Tsunami Regional Meeting in Phuket
19-20 Jan 2005 -ACHR
Problems Emerging in Tsunami-affected areas of Asia
In many cases, the enormous outpouring of relief assistance is not reaching the people on the ground properly, is not meeting their real needs, or is not helping their battered communities to get back on their feet again.
Tsunami survivors are not being involved in the relief and rehabilitation processes.
Where the tsunami-affected areas are under forms of military control (as in Indonesia, Myanmar, Sri Lanka) the immediate and long term needs of affected people are not being effectively met because of larger political agendas.
In more economically advanced countries like Thailand, where powerful business interests have enormous influence on political agendas and there is no mechanism through which the poor can have a say, the process of rehabilitation is being made more difficult.

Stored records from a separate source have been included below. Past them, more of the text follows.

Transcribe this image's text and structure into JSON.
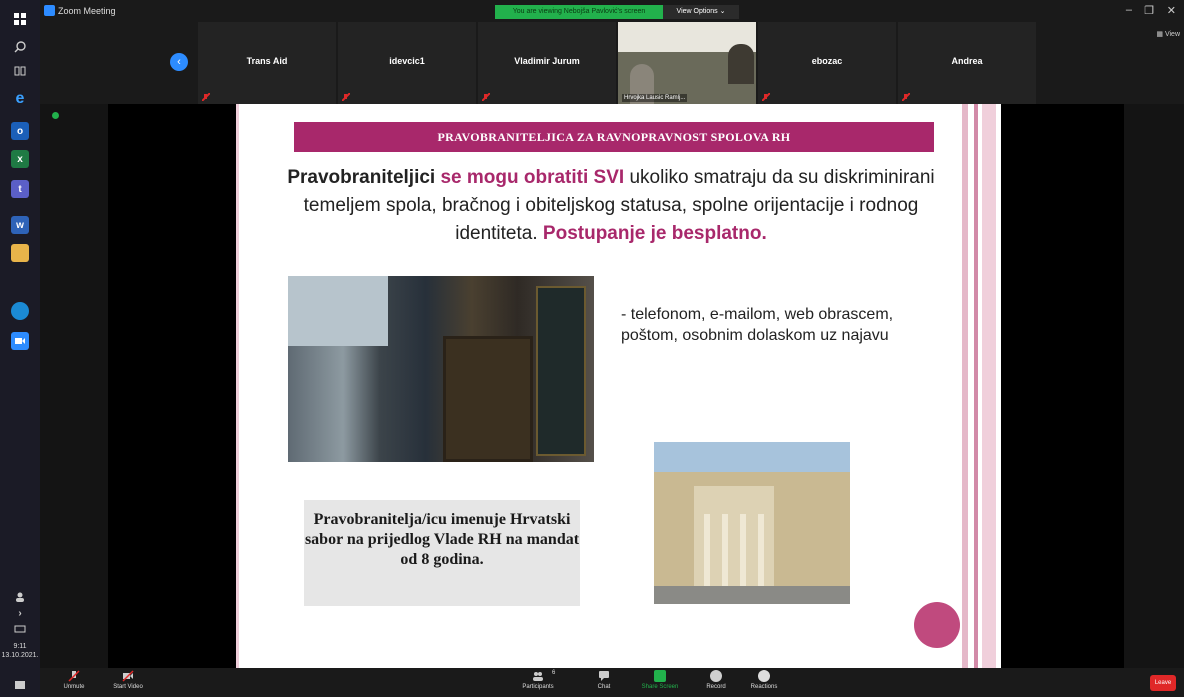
{
  "window": {
    "title": "Zoom Meeting",
    "viewing_banner": "You are viewing Nebojša Pavlović's screen",
    "view_options": "View Options ⌄",
    "view_button": "View"
  },
  "participants": [
    {
      "name": "Trans Aid"
    },
    {
      "name": "idevcic1"
    },
    {
      "name": "Vladimir Jurum"
    },
    {
      "name": "Hrvojka Lausic Ramlj..."
    },
    {
      "name": "ebozac"
    },
    {
      "name": "Andrea"
    }
  ],
  "slide": {
    "header": "PRAVOBRANITELJICA ZA RAVNOPRAVNOST SPOLOVA RH",
    "main_part1": "Pravobraniteljici",
    "main_part2": " se mogu obratiti SVI",
    "main_part3": " ukoliko smatraju da su diskriminirani temeljem spola, bračnog i obiteljskog statusa, spolne orijentacije i rodnog identiteta.",
    "main_part4": " Postupanje je besplatno.",
    "contact": "- telefonom, e-mailom, web obrascem, poštom, osobnim dolaskom  uz najavu",
    "box": "Pravobranitelja/icu imenuje Hrvatski sabor na prijedlog Vlade RH na mandat od 8 godina."
  },
  "toolbar": {
    "unmute": "Unmute",
    "start_video": "Start Video",
    "participants": "Participants",
    "participants_count": "6",
    "chat": "Chat",
    "share_screen": "Share Screen",
    "record": "Record",
    "reactions": "Reactions",
    "leave": "Leave"
  },
  "clock": {
    "time": "9:11",
    "date": "13.10.2021."
  },
  "colors": {
    "accent": "#a8286b",
    "zoom_blue": "#2d8cff",
    "banner_green": "#22b14c",
    "leave_red": "#e02828"
  }
}
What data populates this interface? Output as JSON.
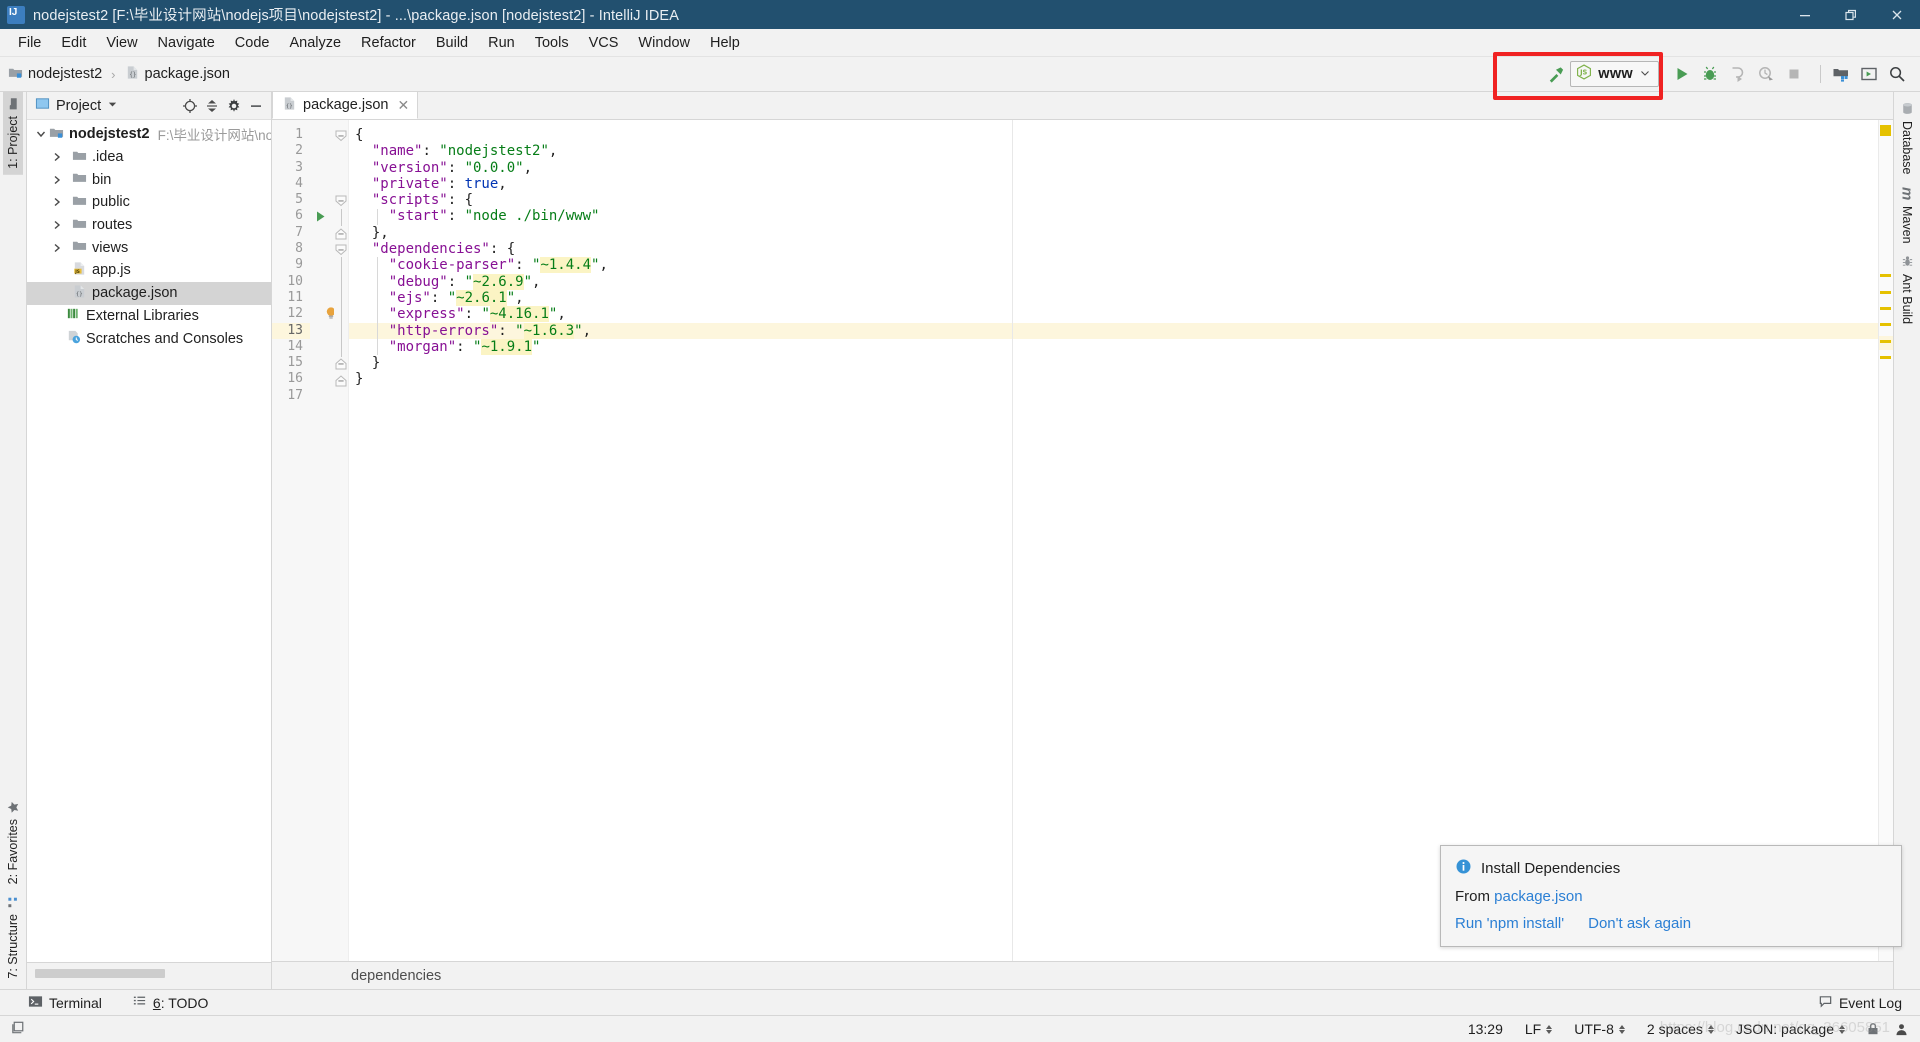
{
  "window": {
    "title": "nodejstest2 [F:\\毕业设计网站\\nodejs项目\\nodejstest2] - ...\\package.json [nodejstest2] - IntelliJ IDEA",
    "app_icon": "intellij-idea-icon",
    "minimize_label": "minimize-icon",
    "restore_label": "restore-icon",
    "close_label": "close-icon",
    "titlebar_color": "#22506f"
  },
  "menu": {
    "items": [
      {
        "label": "File"
      },
      {
        "label": "Edit"
      },
      {
        "label": "View"
      },
      {
        "label": "Navigate"
      },
      {
        "label": "Code"
      },
      {
        "label": "Analyze"
      },
      {
        "label": "Refactor"
      },
      {
        "label": "Build"
      },
      {
        "label": "Run"
      },
      {
        "label": "Tools"
      },
      {
        "label": "VCS"
      },
      {
        "label": "Window"
      },
      {
        "label": "Help"
      }
    ]
  },
  "navbar": {
    "breadcrumb": [
      {
        "label": "nodejstest2",
        "icon": "module-folder-icon"
      },
      {
        "label": "package.json",
        "icon": "json-file-icon"
      }
    ],
    "separator": "›",
    "build_button": "build-hammer-icon",
    "run_config": {
      "name": "www",
      "icon": "nodejs-icon",
      "dropdown": "chevron-down-icon"
    },
    "actions": [
      {
        "name": "run-button",
        "icon": "run-play-icon",
        "enabled": true
      },
      {
        "name": "debug-button",
        "icon": "debug-bug-icon",
        "enabled": true
      },
      {
        "name": "run-with-coverage-button",
        "icon": "coverage-icon",
        "enabled": false
      },
      {
        "name": "profile-button",
        "icon": "profiler-icon",
        "enabled": false
      },
      {
        "name": "stop-button",
        "icon": "stop-square-icon",
        "enabled": false
      }
    ],
    "right_actions": [
      {
        "name": "project-structure-button",
        "icon": "project-structure-icon"
      },
      {
        "name": "terminal-console-button",
        "icon": "console-window-icon"
      },
      {
        "name": "search-everywhere-button",
        "icon": "search-icon"
      }
    ],
    "highlight_color": "#f02222"
  },
  "left_strip": {
    "top_tabs": [
      {
        "label": "1: Project",
        "icon": "project-folder-icon",
        "active": true
      }
    ],
    "bottom_tabs": [
      {
        "label": "2: Favorites",
        "icon": "star-icon",
        "active": false
      },
      {
        "label": "7: Structure",
        "icon": "structure-icon",
        "active": false
      }
    ]
  },
  "right_strip": {
    "tabs": [
      {
        "label": "Database",
        "icon": "database-icon"
      },
      {
        "label": "Maven",
        "icon": "maven-m-icon"
      },
      {
        "label": "Ant Build",
        "icon": "ant-icon"
      }
    ]
  },
  "project_panel": {
    "title": "Project",
    "dropdown_icon": "chevron-down-icon",
    "toolbar": [
      {
        "name": "scroll-from-source-button",
        "icon": "target-icon"
      },
      {
        "name": "collapse-all-button",
        "icon": "collapse-all-icon"
      },
      {
        "name": "settings-button",
        "icon": "gear-icon"
      },
      {
        "name": "hide-button",
        "icon": "minus-icon"
      }
    ],
    "tree": [
      {
        "label": "nodejstest2",
        "path": "F:\\毕业设计网站\\nodej",
        "icon": "module-folder-icon",
        "indent": 0,
        "arrow": "expanded",
        "selected": false
      },
      {
        "label": ".idea",
        "icon": "folder-icon",
        "indent": 1,
        "arrow": "collapsed",
        "selected": false
      },
      {
        "label": "bin",
        "icon": "folder-icon",
        "indent": 1,
        "arrow": "collapsed",
        "selected": false
      },
      {
        "label": "public",
        "icon": "folder-icon",
        "indent": 1,
        "arrow": "collapsed",
        "selected": false
      },
      {
        "label": "routes",
        "icon": "folder-icon",
        "indent": 1,
        "arrow": "collapsed",
        "selected": false
      },
      {
        "label": "views",
        "icon": "folder-icon",
        "indent": 1,
        "arrow": "collapsed",
        "selected": false
      },
      {
        "label": "app.js",
        "icon": "js-file-icon",
        "indent": 1,
        "arrow": "none",
        "selected": false
      },
      {
        "label": "package.json",
        "icon": "json-file-icon",
        "indent": 1,
        "arrow": "none",
        "selected": true
      },
      {
        "label": "External Libraries",
        "icon": "libraries-icon",
        "indent": 0,
        "arrow": "none",
        "selected": false
      },
      {
        "label": "Scratches and Consoles",
        "icon": "scratches-icon",
        "indent": 0,
        "arrow": "none",
        "selected": false
      }
    ]
  },
  "editor": {
    "tabs": [
      {
        "label": "package.json",
        "icon": "json-file-icon",
        "active": true,
        "close_icon": "close-icon"
      }
    ],
    "breadcrumb_footer": "dependencies",
    "current_line": 13,
    "lines": [
      {
        "num": 1,
        "fold": "start",
        "run": false,
        "bulb": false,
        "tokens": [
          {
            "t": "{",
            "c": "p"
          }
        ]
      },
      {
        "num": 2,
        "fold": "none",
        "run": false,
        "bulb": false,
        "tokens": [
          {
            "t": "  \"name\"",
            "c": "k"
          },
          {
            "t": ": ",
            "c": "p"
          },
          {
            "t": "\"nodejstest2\"",
            "c": "s"
          },
          {
            "t": ",",
            "c": "p"
          }
        ]
      },
      {
        "num": 3,
        "fold": "none",
        "run": false,
        "bulb": false,
        "tokens": [
          {
            "t": "  \"version\"",
            "c": "k"
          },
          {
            "t": ": ",
            "c": "p"
          },
          {
            "t": "\"0.0.0\"",
            "c": "s"
          },
          {
            "t": ",",
            "c": "p"
          }
        ]
      },
      {
        "num": 4,
        "fold": "none",
        "run": false,
        "bulb": false,
        "tokens": [
          {
            "t": "  \"private\"",
            "c": "k"
          },
          {
            "t": ": ",
            "c": "p"
          },
          {
            "t": "true",
            "c": "b"
          },
          {
            "t": ",",
            "c": "p"
          }
        ]
      },
      {
        "num": 5,
        "fold": "start",
        "run": false,
        "bulb": false,
        "tokens": [
          {
            "t": "  \"scripts\"",
            "c": "k"
          },
          {
            "t": ": {",
            "c": "p"
          }
        ]
      },
      {
        "num": 6,
        "fold": "none",
        "run": true,
        "bulb": false,
        "tokens": [
          {
            "t": "    \"start\"",
            "c": "k"
          },
          {
            "t": ": ",
            "c": "p"
          },
          {
            "t": "\"node ./bin/www\"",
            "c": "s"
          }
        ]
      },
      {
        "num": 7,
        "fold": "end",
        "run": false,
        "bulb": false,
        "tokens": [
          {
            "t": "  },",
            "c": "p"
          }
        ]
      },
      {
        "num": 8,
        "fold": "start",
        "run": false,
        "bulb": false,
        "tokens": [
          {
            "t": "  \"dependencies\"",
            "c": "k"
          },
          {
            "t": ": {",
            "c": "p"
          }
        ]
      },
      {
        "num": 9,
        "fold": "none",
        "run": false,
        "bulb": false,
        "tokens": [
          {
            "t": "    \"cookie-parser\"",
            "c": "k"
          },
          {
            "t": ": ",
            "c": "p"
          },
          {
            "t": "\"",
            "c": "s"
          },
          {
            "t": "~1.4.4",
            "c": "s hl"
          },
          {
            "t": "\"",
            "c": "s"
          },
          {
            "t": ",",
            "c": "p"
          }
        ]
      },
      {
        "num": 10,
        "fold": "none",
        "run": false,
        "bulb": false,
        "tokens": [
          {
            "t": "    \"debug\"",
            "c": "k"
          },
          {
            "t": ": ",
            "c": "p"
          },
          {
            "t": "\"",
            "c": "s"
          },
          {
            "t": "~2.6.9",
            "c": "s hl"
          },
          {
            "t": "\"",
            "c": "s"
          },
          {
            "t": ",",
            "c": "p"
          }
        ]
      },
      {
        "num": 11,
        "fold": "none",
        "run": false,
        "bulb": false,
        "tokens": [
          {
            "t": "    \"ejs\"",
            "c": "k"
          },
          {
            "t": ": ",
            "c": "p"
          },
          {
            "t": "\"",
            "c": "s"
          },
          {
            "t": "~2.6.1",
            "c": "s hl"
          },
          {
            "t": "\"",
            "c": "s"
          },
          {
            "t": ",",
            "c": "p"
          }
        ]
      },
      {
        "num": 12,
        "fold": "none",
        "run": false,
        "bulb": true,
        "tokens": [
          {
            "t": "    \"express\"",
            "c": "k"
          },
          {
            "t": ": ",
            "c": "p"
          },
          {
            "t": "\"",
            "c": "s"
          },
          {
            "t": "~4.16.1",
            "c": "s hl"
          },
          {
            "t": "\"",
            "c": "s"
          },
          {
            "t": ",",
            "c": "p"
          }
        ]
      },
      {
        "num": 13,
        "fold": "none",
        "run": false,
        "bulb": false,
        "tokens": [
          {
            "t": "    \"http-errors\"",
            "c": "k"
          },
          {
            "t": ": ",
            "c": "p"
          },
          {
            "t": "\"",
            "c": "s"
          },
          {
            "t": "~1.6.3",
            "c": "s hl"
          },
          {
            "t": "\"",
            "c": "s"
          },
          {
            "t": ",",
            "c": "p"
          }
        ]
      },
      {
        "num": 14,
        "fold": "none",
        "run": false,
        "bulb": false,
        "tokens": [
          {
            "t": "    \"morgan\"",
            "c": "k"
          },
          {
            "t": ": ",
            "c": "p"
          },
          {
            "t": "\"",
            "c": "s"
          },
          {
            "t": "~1.9.1",
            "c": "s hl"
          },
          {
            "t": "\"",
            "c": "s"
          }
        ]
      },
      {
        "num": 15,
        "fold": "end",
        "run": false,
        "bulb": false,
        "tokens": [
          {
            "t": "  }",
            "c": "p"
          }
        ]
      },
      {
        "num": 16,
        "fold": "end",
        "run": false,
        "bulb": false,
        "tokens": [
          {
            "t": "}",
            "c": "p"
          }
        ]
      },
      {
        "num": 17,
        "fold": "none",
        "run": false,
        "bulb": false,
        "tokens": []
      }
    ],
    "markup_marks": [
      9,
      10,
      11,
      12,
      13,
      14
    ],
    "markup_color": "#e5c100"
  },
  "notification": {
    "icon": "info-icon",
    "title": "Install Dependencies",
    "from_label": "From",
    "from_link": "package.json",
    "actions": [
      {
        "label": "Run 'npm install'"
      },
      {
        "label": "Don't ask again"
      }
    ],
    "link_color": "#2b7fd4"
  },
  "bottom_toolwindows": [
    {
      "label": "Terminal",
      "icon": "terminal-icon",
      "shortcut": ""
    },
    {
      "label": "6: TODO",
      "icon": "todo-list-icon",
      "shortcut": "6"
    }
  ],
  "event_log": {
    "label": "Event Log",
    "icon": "balloon-icon"
  },
  "statusbar": {
    "caret_position": "13:29",
    "line_separator": "LF",
    "encoding": "UTF-8",
    "indent": "2 spaces",
    "file_type": "JSON: package",
    "lock_icon": "lock-icon",
    "inspector_icon": "inspector-icon"
  },
  "watermark": "https://blog.csdn.net/qq_36605851"
}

In much of the post-disaster planning that is already underway and in the new environmental regulations that are being invoked, the traditional rights and current needs of indigenous people and fishing communities are not being seen as a primary consideration.
For environmental, military or commercial reasons, many coastal fishing communities affected by the tsunami are now in danger of being evicted from the land they have occupied for decades - or centuries - and of losing their traditional livelihoods).
The tsunami disaster has exposed many pre-existing social and political problems such as the extremely poor and vulnerable groups of minority communities and migrant workers.